Rolex tested the Explorer through brutal and extreme conditions. Sub 50 degree temperatures, low oxygen levels, and the worst conditions you’d expect to find atop the world’s highest mountain.
The Explorer was basically indestructible with it s all-steel bracelet and double waterproofness system.
Now, why would Rolex go and add a soft (and easily nicked) metal to this iconic watch?
Rolex released two new models this year. We reviewed the more traditional stainless steel version here.
The second Explorer is two-tone Rolesor, a combination of steel and yellow gold. Why is that a big deal? The original Explorer has only ever seen stainless steel.
It’s actually had few updates since its original release. Sure, there have been tweaks with size and complications here and there. But nothing gasp worthy like this.
On the other hand, Explorer IIs come in any number of bezel, dial, and material configurations.
Rolex purists can’t get behind a tool watch like the Explorer featuring yellow gold. Yellow gold is prone to scratch from everyday wear. But put yellow gold on a professional mountain hiker? It’s not logical.
Rolex knows logic doesn’t always pay off. This release is another test to push the limits of what was.
Next, we’ll address some of the other core updates.
The case reverts to its original size at 36 mm. It’s new with slimmer lugs that taper down to a smaller bracelet.
However, the lug to lug width is 45.5 mm, which gives the watch a larger feel.
In addition, the new Explorer’s surfaces have been optimized for light reflection, showing off the case finishing.
Dial variations are nothing new for the Explorer. The new two toned version brings back vintage vibes with the black piano gloss style, now called the black lacquer dial.
The dial also features the new and improved Chromalight lume that lasts longer and shines brighter.
The oyster bracelet starts at 19 mm wide, then tapers down to 14 mm at the clasp. It may seem slim, but overall feels rock solid compared with past versions.
It features the Oysterlock folding clasp which prevents accidental opening. An Easylink comfort extension link provides the wearer an additional 5 mm in length.
The 36mm two-tone Explorer features the 3230 movement. This updated movement was introduced last year inside the Submariner, OP 36, and OP 41.
As with all new Rolex technology, new patents were filed that offer gains in precision, power reserve, resistance to shocks and magnetic fields, convenience and reliability.
Model Case – Oyster, 36 mm, Oystersteel and yellow gold
Diameter – 36 mm
Material – 904L Steel
Winding Crown – Screw down, Triplock double waterproofness
Water Resistance – 100 metres/330 feet
Dial – black lacquer
Clasp – Folding Oysterlock with Easylink 5 mm comfort extension link
Bracelet – Oyster, flat three-piece links
Bracelet material – Yellow Rolesor – combination of Oystersteel and 18 ct yellow gold
Calibre – 3230
Movement – Perpetual, self-winding, mechanical
Final Thoughts on the Two-Tone Explorer
Although it’s a deviation from the original design, it’s growing on us.
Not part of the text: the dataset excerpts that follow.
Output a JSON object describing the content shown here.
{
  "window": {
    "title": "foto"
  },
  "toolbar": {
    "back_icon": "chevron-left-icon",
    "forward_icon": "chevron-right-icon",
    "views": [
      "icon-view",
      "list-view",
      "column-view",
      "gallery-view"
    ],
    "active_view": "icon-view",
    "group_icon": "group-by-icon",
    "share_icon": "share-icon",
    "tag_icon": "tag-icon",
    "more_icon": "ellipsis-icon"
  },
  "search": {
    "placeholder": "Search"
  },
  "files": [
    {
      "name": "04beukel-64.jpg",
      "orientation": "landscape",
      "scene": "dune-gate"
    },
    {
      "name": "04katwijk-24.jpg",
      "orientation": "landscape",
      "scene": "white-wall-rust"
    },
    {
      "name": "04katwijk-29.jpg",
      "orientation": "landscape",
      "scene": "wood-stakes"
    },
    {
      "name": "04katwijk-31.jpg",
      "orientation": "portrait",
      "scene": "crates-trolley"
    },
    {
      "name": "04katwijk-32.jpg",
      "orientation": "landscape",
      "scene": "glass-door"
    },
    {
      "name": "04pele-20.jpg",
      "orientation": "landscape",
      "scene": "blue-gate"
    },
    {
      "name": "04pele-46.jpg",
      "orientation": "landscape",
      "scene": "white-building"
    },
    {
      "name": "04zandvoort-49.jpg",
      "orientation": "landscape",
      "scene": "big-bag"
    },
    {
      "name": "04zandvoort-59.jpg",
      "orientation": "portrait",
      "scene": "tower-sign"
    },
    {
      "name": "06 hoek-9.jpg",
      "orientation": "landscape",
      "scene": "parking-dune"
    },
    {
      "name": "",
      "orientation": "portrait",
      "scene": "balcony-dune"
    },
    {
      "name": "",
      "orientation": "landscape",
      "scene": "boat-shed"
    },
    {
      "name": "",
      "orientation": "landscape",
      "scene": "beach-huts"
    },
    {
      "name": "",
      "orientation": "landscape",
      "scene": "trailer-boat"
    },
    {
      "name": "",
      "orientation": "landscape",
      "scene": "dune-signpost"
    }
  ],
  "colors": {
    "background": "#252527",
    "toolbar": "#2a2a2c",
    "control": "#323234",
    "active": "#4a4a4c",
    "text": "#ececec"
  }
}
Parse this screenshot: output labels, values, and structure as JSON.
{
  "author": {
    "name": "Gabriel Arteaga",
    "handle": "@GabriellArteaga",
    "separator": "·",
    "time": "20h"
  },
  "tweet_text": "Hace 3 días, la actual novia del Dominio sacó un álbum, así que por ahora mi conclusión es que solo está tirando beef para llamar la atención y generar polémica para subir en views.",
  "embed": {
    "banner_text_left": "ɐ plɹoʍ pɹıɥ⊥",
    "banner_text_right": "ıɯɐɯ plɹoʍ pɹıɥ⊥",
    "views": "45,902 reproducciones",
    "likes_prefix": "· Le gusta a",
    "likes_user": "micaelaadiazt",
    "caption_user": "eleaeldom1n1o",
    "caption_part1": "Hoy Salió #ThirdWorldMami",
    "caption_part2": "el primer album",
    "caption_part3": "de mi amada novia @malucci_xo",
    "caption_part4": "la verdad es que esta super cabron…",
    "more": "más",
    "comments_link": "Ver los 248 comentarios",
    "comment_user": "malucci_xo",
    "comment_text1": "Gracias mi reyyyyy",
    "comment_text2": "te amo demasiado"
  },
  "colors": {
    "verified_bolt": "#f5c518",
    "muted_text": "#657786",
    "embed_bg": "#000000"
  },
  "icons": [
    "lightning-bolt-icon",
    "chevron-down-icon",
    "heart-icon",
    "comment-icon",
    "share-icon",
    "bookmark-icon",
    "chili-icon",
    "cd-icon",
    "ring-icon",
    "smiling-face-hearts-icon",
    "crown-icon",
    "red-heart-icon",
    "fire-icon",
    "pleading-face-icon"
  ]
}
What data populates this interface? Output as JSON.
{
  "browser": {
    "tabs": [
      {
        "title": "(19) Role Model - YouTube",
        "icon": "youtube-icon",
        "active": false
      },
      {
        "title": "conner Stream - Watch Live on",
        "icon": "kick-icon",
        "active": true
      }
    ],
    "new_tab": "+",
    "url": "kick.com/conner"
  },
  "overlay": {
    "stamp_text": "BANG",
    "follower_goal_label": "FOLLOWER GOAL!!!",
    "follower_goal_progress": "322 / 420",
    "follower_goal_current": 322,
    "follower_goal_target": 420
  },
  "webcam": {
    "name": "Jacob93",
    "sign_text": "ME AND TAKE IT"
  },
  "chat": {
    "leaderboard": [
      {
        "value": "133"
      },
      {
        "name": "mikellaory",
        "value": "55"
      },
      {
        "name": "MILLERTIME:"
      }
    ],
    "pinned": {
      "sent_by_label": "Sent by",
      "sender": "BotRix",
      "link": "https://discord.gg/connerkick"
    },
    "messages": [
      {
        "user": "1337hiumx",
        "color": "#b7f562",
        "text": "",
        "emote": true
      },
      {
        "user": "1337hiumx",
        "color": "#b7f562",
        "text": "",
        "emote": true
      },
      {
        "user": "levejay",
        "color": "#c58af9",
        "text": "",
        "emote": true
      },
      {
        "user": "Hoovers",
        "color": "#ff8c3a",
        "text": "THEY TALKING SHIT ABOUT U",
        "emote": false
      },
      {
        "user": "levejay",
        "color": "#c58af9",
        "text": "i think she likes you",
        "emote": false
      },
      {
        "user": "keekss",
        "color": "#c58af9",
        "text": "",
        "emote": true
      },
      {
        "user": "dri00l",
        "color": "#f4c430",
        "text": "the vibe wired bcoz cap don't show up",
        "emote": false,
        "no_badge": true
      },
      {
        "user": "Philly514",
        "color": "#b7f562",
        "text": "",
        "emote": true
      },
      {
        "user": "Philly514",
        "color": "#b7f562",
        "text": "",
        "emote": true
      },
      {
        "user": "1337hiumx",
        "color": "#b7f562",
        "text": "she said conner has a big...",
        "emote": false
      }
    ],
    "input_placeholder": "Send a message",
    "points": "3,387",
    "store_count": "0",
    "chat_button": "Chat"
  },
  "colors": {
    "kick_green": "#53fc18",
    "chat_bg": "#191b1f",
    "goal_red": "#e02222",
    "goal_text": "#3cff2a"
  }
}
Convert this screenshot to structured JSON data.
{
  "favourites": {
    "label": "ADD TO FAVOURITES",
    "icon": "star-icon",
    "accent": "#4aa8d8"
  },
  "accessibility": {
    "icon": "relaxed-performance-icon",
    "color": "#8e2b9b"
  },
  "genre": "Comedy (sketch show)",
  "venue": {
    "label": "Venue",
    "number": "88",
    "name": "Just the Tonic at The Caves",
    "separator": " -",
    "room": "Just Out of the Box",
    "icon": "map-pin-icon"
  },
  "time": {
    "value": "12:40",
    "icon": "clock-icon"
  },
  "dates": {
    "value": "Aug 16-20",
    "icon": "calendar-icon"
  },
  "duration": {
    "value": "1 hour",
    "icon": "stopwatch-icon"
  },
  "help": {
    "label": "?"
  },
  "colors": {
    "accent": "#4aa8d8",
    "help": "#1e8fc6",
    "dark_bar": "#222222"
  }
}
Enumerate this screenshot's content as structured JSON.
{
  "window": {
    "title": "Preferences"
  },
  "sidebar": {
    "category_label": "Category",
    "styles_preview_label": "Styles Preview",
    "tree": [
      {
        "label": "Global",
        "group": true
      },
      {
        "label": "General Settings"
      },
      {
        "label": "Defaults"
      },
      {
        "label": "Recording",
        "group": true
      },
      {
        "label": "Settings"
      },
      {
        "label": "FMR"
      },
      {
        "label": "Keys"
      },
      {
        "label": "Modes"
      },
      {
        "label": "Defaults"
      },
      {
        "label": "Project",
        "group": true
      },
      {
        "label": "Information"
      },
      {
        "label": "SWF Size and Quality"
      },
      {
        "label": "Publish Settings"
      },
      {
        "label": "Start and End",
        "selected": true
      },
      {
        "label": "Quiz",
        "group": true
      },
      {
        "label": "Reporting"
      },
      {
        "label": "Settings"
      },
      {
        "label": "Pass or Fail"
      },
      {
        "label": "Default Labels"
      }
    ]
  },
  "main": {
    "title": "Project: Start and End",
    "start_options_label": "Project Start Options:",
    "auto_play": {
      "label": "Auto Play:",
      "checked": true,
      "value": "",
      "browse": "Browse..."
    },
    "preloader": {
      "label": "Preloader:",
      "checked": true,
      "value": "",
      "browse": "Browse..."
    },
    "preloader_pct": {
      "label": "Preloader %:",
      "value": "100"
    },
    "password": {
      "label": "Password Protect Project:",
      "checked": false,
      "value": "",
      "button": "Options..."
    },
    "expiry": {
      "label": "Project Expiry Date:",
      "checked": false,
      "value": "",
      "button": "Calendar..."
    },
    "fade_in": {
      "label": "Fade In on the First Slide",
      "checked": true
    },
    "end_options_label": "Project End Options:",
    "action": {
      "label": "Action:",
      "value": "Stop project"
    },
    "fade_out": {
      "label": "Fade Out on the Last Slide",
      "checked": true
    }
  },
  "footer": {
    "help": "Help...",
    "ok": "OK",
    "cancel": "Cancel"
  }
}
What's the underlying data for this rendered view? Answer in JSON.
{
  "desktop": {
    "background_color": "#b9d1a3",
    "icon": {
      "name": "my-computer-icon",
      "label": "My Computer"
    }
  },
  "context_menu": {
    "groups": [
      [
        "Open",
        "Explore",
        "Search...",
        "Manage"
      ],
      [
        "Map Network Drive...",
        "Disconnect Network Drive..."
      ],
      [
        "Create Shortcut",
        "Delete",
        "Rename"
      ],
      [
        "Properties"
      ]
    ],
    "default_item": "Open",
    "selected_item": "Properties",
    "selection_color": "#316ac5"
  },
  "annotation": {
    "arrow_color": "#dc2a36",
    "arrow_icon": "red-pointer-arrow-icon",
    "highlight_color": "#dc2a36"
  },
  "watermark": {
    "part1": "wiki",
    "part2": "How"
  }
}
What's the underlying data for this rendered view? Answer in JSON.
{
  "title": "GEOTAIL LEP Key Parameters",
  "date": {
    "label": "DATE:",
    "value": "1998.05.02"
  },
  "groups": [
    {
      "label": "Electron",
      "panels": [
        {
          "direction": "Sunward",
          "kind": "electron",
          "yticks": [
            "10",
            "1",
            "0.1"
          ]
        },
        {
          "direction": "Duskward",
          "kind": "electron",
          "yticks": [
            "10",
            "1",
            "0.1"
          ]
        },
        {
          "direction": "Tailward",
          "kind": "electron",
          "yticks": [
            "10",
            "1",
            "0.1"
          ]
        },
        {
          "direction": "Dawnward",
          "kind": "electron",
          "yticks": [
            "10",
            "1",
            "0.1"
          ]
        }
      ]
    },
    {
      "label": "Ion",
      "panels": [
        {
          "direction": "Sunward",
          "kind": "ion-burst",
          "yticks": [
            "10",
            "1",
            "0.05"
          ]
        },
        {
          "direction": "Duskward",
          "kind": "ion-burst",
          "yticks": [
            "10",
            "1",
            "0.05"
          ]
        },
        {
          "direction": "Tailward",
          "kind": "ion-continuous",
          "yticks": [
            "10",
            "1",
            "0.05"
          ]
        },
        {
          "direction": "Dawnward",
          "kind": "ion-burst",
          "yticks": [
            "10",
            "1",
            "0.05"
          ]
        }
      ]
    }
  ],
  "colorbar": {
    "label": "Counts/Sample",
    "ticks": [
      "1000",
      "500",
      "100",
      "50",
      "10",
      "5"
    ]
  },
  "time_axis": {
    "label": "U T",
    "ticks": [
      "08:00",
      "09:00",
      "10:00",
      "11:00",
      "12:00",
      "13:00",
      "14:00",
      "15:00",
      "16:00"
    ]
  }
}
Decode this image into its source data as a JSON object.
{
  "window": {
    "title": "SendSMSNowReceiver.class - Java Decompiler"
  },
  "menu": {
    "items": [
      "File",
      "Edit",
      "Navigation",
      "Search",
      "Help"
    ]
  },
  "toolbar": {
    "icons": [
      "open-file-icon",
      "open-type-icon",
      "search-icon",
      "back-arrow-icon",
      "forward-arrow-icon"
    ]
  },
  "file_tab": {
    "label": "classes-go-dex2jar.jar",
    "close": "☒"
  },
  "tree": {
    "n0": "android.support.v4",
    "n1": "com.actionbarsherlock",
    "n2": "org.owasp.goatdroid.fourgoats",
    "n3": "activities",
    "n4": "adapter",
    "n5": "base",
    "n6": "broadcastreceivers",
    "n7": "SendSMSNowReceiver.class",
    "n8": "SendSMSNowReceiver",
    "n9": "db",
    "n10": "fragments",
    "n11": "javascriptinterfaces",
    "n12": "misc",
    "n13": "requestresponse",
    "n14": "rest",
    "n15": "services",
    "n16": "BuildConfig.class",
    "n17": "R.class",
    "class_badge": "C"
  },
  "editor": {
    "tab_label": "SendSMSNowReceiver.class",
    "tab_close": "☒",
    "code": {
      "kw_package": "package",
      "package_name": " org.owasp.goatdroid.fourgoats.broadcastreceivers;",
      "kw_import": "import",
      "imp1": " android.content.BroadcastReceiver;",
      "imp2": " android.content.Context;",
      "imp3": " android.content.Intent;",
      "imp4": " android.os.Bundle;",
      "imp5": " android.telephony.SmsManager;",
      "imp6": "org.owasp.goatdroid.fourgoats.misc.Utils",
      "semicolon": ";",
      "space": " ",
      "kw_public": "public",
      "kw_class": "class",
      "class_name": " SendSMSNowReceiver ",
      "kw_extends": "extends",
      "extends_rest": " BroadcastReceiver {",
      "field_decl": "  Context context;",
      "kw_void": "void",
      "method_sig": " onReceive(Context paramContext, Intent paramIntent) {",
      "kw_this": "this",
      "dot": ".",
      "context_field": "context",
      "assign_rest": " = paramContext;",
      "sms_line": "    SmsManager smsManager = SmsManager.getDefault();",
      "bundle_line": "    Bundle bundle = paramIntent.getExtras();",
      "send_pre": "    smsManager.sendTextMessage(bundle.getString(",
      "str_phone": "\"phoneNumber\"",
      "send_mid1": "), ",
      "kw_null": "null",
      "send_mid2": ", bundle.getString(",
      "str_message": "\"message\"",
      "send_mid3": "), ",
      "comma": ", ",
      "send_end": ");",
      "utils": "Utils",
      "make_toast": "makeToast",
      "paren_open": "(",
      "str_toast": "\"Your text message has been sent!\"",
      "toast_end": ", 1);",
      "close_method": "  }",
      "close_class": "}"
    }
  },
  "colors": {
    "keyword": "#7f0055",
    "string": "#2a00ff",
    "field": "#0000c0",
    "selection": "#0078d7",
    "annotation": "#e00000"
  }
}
Rolex took the risk, and we think it’s a smart move overall. Plus, it still keeps a classic vibe with the smaller case size and original glossy dial.
In addition, since Rolex released an updated stainless steel version, there’s really nothing to complain about.
The Explorer may not be a true tool watch anymore but it’s definitely becoming more relevant as we speak.